Federal regulators confirmed Thursday that they had again found potentially troubling levels of toxic contamination at a former mining equipment operation in the Fayette County community of Minden, and said more extensive testing is needed before government investigators can pinpoint the source and devise a response plan.
The U.S. Environmental Protection Agency said it found high levels of polychlorinated biphenyls, or PCBs, at the former Shaffer Equipment Company site, in a community that has been the subject of repeated and controversial EPA cleanups that many residents worry haven’t really removed the potential dangers from their town.
EPA officials said that they are going to conduct more testing at the Shaffer site and are gathering more information and awaiting additional sample analysis from a nearby landfill that residents have pointed to as another potential source of harmful pollution in the area. No firm timetable was provided for EPA’s continued work.
“We’re going to be there for a while, honestly,” EPA acting regional administrator Cecil Rodrigues said in an interview.
The EPA said Thursday that its testing earlier this year near the Shaffer site had found levels of PCBs in the soils at two residences of 1.2 parts per million and 1.3 parts per million. Those concentrations were slightly above the 1.0-parts-per-million level that EPA coordinator Melissa Linden described as kicking in the need for further agency investigation. The EPA also found that two samples of sediment from Arbuckle Creek, which flows through the area, contained PCB concentrations of 50 parts per million and 6.2 parts per million.
Agency officials said their next step is to conduct additional sampling “to determine the extent of the contamination” and also to “determine if there is another contributor because the highest result is approximately one-half mile from the Shaffer Equipment site.”
The EPA said related testing done in the Fayetteville area, where residents were concerned a chemical tanker truck had been buried, found “metal anomalies” that could have been such a tanker, but that follow-up sampling of soil found only 0.150 parts per million of PCBs, and that those PCBs were of a different type than those at Shaffer Equipment.

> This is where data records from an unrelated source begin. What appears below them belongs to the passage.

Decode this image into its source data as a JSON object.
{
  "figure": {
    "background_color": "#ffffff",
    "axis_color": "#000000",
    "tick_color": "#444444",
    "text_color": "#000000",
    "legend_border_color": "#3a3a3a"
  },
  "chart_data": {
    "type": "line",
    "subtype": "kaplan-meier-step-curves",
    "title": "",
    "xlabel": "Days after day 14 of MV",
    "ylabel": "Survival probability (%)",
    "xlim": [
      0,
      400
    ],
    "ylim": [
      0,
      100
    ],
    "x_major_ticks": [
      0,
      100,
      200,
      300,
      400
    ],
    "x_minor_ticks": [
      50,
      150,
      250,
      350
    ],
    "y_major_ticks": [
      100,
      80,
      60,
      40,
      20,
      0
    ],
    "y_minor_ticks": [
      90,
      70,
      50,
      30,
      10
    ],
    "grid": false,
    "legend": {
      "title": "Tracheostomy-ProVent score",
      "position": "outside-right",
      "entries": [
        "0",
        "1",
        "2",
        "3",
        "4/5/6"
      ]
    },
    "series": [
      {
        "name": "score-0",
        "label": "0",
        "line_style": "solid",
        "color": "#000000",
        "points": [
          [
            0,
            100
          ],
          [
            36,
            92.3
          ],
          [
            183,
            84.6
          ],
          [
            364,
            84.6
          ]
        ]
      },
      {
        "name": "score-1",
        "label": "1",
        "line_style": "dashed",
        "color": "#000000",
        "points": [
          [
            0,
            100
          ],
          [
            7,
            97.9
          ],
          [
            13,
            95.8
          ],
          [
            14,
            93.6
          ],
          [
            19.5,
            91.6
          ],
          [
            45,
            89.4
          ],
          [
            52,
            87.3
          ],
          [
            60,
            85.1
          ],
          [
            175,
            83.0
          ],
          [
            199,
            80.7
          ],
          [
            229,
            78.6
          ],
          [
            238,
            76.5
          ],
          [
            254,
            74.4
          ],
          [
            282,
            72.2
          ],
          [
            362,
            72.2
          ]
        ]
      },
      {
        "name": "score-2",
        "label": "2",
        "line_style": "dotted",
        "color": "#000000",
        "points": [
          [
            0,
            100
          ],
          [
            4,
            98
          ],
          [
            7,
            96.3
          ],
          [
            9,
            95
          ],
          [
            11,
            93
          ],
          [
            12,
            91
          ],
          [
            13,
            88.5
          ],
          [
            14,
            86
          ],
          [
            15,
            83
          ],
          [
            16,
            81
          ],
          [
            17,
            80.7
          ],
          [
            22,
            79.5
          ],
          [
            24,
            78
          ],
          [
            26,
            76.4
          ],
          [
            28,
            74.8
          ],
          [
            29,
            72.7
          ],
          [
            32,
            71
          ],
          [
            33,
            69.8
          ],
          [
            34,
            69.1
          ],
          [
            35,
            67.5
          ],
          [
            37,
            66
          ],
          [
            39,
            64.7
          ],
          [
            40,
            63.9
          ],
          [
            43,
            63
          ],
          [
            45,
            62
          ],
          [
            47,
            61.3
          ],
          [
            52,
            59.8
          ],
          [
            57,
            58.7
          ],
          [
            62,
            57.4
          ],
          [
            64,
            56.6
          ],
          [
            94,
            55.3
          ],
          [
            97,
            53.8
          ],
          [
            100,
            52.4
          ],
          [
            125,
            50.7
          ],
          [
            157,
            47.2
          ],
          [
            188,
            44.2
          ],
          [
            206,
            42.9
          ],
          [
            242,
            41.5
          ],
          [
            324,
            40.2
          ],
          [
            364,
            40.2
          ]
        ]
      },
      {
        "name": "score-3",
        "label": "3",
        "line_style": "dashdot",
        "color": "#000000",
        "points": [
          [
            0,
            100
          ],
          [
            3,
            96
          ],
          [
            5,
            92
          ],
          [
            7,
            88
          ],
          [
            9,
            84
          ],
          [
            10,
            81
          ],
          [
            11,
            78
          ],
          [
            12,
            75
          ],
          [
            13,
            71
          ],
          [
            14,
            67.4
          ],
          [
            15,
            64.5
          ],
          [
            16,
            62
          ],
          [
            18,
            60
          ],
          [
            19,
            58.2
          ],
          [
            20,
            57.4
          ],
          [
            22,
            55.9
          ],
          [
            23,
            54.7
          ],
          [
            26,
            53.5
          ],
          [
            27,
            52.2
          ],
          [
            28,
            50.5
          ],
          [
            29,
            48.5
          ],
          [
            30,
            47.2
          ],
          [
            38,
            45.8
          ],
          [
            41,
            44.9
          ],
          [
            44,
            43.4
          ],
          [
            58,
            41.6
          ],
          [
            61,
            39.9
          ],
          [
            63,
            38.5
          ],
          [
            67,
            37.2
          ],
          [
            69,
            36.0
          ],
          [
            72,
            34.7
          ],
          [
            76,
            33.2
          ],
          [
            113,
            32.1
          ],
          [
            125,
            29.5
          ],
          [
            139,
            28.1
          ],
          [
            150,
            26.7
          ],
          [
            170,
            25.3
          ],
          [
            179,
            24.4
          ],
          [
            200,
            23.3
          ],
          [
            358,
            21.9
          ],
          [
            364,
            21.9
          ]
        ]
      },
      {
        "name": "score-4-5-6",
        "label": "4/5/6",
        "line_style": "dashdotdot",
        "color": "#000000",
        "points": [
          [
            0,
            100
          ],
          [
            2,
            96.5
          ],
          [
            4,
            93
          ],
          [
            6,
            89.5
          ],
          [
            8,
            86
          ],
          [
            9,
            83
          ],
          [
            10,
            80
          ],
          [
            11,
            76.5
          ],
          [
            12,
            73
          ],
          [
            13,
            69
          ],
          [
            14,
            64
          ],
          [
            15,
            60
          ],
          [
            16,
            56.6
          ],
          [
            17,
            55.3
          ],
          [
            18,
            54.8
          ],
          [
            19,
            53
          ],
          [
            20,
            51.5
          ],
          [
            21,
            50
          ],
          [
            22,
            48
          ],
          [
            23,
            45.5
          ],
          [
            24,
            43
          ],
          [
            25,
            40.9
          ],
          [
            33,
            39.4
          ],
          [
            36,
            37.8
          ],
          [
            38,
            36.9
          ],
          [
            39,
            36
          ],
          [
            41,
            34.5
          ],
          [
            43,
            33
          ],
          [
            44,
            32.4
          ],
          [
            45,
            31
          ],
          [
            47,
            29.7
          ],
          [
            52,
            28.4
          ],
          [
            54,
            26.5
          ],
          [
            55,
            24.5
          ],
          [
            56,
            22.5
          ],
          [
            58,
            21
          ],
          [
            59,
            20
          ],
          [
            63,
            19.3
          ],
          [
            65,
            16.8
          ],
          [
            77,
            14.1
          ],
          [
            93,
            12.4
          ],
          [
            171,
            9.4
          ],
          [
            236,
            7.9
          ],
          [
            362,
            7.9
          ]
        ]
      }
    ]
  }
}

“[The] EPA will have no further action at this location,” the agency said.
Also, the EPA tested around an unnamed tributary of Arbuckle Creek, near a former city landfill, and found what the agency described as “low concentrations” of PCBs, pesticides and the toxic chemical dioxin. Some metals contamination, including lead, was also found, the EPA said.
Additional information on that dump site is being collected, and the EPA is waiting for the results of additional testing “before making any determinations,” the agency said.
The EPA said it would hold two open house meetings on Oct. 27 and Oct. 28 in Glen Jean to discuss the issue. The sessions will be held from 6 p.m. to 8 p.m. on Oct. 27 and from 9 a.m. to noon on Oct. 28 at the National Guard Armory, 409 Wood Mountain Road.
From 1970 to 1984, the Shaffer Equipment Co. built electrical substations for the local coal mining industry, the EPA said. The substations incorporated various types of transformers, capacitors, switches and related voltage regulation and distribution devices.
Oil containing PCBs was used in the electrical transformers and other equipment. The Shaffer Equipment Company also stored nonessential, damaged or outdated transformers and capacitors on the site property. PCBs have been found to cause a variety of adverse health effects, including cancer and problems related to the immune, reproductive and nervous systems.
Over the years since 1994, the EPA conducted multiple cleanups at the Shaffer site, but those efforts were marred by, among other things, revelations that government lawyers had covered up a top EPA cleanup official having misrepresented his academic credentials. Earlier this year, Minden-area residents sought EPA help over concerns about potential health effects of continued contamination.
Results of the recent EPA tests were already publicized by the Beckley Register-Herald after the data was obtained by a local citizen group, and the ongoing controversy in Minden recently was featured in the British newspaper The Daily Mail.